Industrialisation and rising income generally come with a rise in material consumption per household and therefore waste generation. In recent years, as public consciousness on environmentalism has risen, there has been an effort to adapt household behaviour across the global north to promote sustainable consumption and production patterns, including water saving incentives in places like Australia.
Most households in Guinea-Bissau outside of the capital use wells or boreholes and rivers. In Bissau, the effects of drought during the hotter seasons are not as evident as they are in the rural regions. Still, on some days, and sometimes several in a row, because of inefficient water management by the principal supplier in the country, we have to make use of the reserves that we have and make sure that we are able to stretch it over that period.

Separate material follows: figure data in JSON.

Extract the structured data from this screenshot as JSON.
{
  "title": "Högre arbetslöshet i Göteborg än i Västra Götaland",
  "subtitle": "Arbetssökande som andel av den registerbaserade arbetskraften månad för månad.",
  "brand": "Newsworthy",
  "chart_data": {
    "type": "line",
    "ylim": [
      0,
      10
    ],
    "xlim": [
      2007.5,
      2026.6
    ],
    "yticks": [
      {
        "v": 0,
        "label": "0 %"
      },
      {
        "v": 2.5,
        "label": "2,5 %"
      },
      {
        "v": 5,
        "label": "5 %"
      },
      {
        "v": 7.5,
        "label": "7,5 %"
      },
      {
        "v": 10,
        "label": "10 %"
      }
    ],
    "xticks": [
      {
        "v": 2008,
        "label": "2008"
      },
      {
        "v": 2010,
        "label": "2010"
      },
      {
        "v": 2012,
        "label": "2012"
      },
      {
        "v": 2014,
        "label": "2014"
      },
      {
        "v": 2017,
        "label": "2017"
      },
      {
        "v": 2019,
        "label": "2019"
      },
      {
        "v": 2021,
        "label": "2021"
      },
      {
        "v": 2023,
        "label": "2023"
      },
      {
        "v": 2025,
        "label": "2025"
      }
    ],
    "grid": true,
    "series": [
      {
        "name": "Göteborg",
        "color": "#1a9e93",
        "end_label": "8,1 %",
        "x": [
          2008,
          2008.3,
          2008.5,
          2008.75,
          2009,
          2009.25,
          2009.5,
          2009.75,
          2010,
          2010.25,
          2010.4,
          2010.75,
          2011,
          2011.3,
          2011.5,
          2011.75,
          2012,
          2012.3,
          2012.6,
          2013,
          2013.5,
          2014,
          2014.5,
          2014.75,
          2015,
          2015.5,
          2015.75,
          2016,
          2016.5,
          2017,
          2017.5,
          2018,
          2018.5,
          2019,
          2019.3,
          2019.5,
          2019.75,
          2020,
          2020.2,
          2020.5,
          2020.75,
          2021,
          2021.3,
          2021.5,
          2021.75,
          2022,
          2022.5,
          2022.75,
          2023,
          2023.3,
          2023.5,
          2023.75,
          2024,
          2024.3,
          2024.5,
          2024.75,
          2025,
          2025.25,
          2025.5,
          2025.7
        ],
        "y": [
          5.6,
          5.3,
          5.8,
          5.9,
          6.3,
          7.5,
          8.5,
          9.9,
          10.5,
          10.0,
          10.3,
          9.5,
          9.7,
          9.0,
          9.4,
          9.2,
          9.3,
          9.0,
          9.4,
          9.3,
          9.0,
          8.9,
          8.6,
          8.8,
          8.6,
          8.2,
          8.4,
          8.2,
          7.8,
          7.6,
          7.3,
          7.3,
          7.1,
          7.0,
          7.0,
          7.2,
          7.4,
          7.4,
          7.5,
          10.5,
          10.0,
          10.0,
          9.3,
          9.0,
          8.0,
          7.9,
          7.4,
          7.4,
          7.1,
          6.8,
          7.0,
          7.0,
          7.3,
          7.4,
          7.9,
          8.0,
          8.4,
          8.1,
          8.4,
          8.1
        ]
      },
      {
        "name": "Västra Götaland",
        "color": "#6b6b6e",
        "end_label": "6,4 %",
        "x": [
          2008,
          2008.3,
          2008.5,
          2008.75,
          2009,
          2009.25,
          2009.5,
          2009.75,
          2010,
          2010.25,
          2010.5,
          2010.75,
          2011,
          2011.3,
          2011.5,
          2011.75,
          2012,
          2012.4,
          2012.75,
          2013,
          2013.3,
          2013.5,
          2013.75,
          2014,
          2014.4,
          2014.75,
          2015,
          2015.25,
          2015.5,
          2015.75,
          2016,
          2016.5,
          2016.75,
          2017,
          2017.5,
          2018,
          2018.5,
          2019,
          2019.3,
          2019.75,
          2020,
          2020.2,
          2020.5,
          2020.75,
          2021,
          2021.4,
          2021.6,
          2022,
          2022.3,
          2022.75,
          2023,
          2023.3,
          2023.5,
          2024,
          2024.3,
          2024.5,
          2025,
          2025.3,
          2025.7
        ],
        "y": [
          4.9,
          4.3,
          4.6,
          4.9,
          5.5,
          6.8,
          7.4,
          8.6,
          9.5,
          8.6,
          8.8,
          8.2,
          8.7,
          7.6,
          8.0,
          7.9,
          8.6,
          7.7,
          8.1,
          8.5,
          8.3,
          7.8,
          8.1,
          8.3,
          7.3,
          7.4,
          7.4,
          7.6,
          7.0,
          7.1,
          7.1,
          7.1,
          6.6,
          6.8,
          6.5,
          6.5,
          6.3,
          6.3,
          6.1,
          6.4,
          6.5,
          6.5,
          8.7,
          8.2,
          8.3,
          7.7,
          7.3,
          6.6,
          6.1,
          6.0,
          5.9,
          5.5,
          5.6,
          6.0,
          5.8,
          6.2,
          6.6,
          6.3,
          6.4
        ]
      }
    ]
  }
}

According to WaterWise, a not-for-profit UK NGO that aims to reduce water consumption in the country, the average showerhead uses 12 litres of water a minute, and considering that the average shower lasts 10 minutes, about 120 litres of water is consumed per shower and if power showers are used, the number rises to about 150 litres.
Since returning to Guinea-Bissau, I use a 15-litre bucket for my showers, doubling the dose only on days that I wash my hair. It has not always been this way, though; when I was younger, though my body was smaller, I could not fathom using a single bucket to scrub off a day’s worth of grime and I would use one and a half buckets to shower every day. I have since learned that most of the water that I used was excess. With the correct technique – yes there is a wrong way to bucket bathe – I was able to reduce my usage considerably. Furthermore, with the mostly cold showers that I have been taking (in the colder seasons, I still boil a quarter of my shower water), I have no desire to remain there beyond the 5 minutes that it actually takes to get myself clean.
For most Guineans, drinking water (very few people drink bottled water), sanitation water, and irrigation water come from the same place and most exist under conditions of scarcity. So, they have learned to use what they need because they are often forced to use less than what they need.
In general, and mostly because of access issues, my individual consumption of energy and even clothing has dropped considerably since I left the UK. Bissau does not have the same retail or delivery services that I had available to me when I lived in Birmingham, nor does it always have electricity or water at the flick of my wrist. Limited access, compounded with the effect that the COVID-19 pandemic has had on our environmental awareness and social responsibility, I have become more intentional about consuming more sustainably because, despite my relative comfort, I know what it is like to run out of water and be unable to do the things I would have taken for granted otherwise.
Sometimes though, I still catch myself opening the tap and expecting water to pour out on demand.